Oxford Brookes Racing is a Formula Student team sponsored by Oxford Brookes University. Brookes is a new university founded in 1992. It provides a general education across disciplines. Its Formula Student team designs, maintains and races Formula cars in an annual engineering and motorsports challenge. The experience derived from this program prepares students for work in high-performance motorsports; the program is sponsored by industry-leading firms like GKN and ANSYS.
NCAM’s role as a catalyst for production is on display in this latest innovation. It translates aerospace processes into the automotive sector via one of its projects, the Digital Reconfigurable Additive Manufacturing facilities for Aerospace. This research is a collaboration with aerospace research to develop high-performance AM production capacity in the UK’s aerospace sector. Aerospace is a manufacturing sector with a high prevalence of small- and medium-sized companies.

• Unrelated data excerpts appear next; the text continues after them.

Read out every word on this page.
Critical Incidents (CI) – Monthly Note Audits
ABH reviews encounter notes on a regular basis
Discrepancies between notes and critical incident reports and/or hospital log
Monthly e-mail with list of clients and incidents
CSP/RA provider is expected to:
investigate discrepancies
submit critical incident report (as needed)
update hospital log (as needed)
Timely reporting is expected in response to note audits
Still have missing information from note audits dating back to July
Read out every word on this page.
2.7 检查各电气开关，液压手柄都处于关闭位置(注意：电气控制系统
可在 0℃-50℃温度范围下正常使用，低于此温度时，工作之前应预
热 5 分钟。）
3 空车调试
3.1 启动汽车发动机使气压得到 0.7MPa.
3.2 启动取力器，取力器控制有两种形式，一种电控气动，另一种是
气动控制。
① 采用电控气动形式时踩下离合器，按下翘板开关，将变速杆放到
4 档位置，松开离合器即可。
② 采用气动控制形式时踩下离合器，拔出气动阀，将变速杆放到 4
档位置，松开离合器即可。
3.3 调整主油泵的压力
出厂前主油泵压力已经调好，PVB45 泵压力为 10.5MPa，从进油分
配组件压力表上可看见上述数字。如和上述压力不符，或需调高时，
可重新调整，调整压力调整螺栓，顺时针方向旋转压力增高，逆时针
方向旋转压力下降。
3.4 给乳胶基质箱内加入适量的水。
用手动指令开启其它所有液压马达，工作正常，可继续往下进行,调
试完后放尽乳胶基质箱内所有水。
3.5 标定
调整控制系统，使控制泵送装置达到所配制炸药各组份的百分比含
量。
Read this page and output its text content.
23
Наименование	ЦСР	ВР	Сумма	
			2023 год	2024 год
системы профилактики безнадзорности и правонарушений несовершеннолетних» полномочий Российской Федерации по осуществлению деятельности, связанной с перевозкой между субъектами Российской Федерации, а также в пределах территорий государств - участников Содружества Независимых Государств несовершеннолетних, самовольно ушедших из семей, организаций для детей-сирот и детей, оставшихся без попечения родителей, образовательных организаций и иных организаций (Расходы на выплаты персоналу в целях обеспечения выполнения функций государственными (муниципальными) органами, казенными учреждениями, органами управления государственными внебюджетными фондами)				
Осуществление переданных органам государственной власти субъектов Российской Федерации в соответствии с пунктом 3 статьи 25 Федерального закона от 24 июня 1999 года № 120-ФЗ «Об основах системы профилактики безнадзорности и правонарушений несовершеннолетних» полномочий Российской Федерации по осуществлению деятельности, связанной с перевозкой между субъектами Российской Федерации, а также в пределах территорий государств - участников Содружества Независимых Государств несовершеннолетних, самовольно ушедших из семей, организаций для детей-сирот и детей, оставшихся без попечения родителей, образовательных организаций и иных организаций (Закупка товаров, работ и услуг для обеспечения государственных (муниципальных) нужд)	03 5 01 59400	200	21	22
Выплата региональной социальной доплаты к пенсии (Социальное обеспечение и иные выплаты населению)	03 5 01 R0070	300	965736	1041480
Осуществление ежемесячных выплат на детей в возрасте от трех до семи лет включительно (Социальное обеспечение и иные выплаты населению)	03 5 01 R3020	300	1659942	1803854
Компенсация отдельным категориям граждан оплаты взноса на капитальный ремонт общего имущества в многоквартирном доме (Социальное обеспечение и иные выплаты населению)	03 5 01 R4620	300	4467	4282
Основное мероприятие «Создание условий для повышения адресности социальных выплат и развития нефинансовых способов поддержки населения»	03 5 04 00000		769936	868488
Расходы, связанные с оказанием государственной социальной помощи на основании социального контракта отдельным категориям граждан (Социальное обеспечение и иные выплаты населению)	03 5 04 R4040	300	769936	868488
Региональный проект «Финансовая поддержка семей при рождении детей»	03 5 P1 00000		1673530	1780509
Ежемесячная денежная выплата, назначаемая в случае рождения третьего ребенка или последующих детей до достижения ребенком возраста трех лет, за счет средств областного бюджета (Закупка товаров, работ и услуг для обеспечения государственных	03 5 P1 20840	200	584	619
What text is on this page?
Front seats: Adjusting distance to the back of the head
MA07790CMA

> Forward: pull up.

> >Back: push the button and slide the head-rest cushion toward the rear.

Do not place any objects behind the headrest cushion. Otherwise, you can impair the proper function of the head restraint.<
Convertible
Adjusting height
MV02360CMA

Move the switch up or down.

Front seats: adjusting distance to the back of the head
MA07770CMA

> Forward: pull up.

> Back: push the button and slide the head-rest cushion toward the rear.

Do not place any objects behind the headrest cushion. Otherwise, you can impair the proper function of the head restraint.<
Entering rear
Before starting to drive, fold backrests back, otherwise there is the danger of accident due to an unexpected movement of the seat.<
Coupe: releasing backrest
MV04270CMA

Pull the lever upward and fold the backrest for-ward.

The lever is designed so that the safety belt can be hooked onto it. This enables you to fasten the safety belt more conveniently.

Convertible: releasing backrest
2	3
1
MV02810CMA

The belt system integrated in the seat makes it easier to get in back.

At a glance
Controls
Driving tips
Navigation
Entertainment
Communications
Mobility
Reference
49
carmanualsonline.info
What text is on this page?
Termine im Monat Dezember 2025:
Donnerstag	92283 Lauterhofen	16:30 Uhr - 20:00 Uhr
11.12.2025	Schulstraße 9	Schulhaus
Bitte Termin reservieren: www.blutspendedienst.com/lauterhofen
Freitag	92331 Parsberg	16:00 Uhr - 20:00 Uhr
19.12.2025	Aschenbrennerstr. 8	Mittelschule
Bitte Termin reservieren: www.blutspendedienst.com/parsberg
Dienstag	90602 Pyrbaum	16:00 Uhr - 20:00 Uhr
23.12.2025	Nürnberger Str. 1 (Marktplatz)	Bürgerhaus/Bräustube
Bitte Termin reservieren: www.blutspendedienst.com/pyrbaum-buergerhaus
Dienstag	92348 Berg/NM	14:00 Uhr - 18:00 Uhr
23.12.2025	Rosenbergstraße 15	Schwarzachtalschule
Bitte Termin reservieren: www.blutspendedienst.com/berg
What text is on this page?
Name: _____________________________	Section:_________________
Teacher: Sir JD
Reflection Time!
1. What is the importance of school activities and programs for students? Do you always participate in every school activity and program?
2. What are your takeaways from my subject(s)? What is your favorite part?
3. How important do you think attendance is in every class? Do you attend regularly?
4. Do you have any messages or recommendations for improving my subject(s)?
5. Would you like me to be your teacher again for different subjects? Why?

The technology developed in this partnership flowed into Brooke’s electric race car. The stresses placed on the automotive chassis resembled aerospace stresses: electric vehicles have higher torque than standard engine vehicles, which gives better acceleration. Better acceleration in a racing context stresses the automobile’s frame.
The part that NCAM helped design and build is the heart of the vehicle, so it takes greater stress. The part joins each of the car’s four electric motors to an epicyclic gearbox capable of producing 300 N-m of torque at each wheel. The force applied to each wheel on rapid acceleration required a solid part to ensure structural stability.
Core to the NCAM team’s expertise in identifying and tailoring the most appropriate technology for a specific application. In the case of the OBR part, electron beam melting (EBM) and a GE Additive Arcam EBM Q20plus were selected from a wide selection of technology at the center’s disposal. Once EBM was selected as the most appropriate, Emmanuel Muzangaza a senior research engineer at NCAM, worked closely with the OBR team on its part.
EBM systems create dimensionally accurate parts quickly and efficiently by utilizing a high-power electron beam. The process takes place in a vacuum and at high temperatures, resulting in stress-relieved components with material properties better than cast and comparable to wrought material.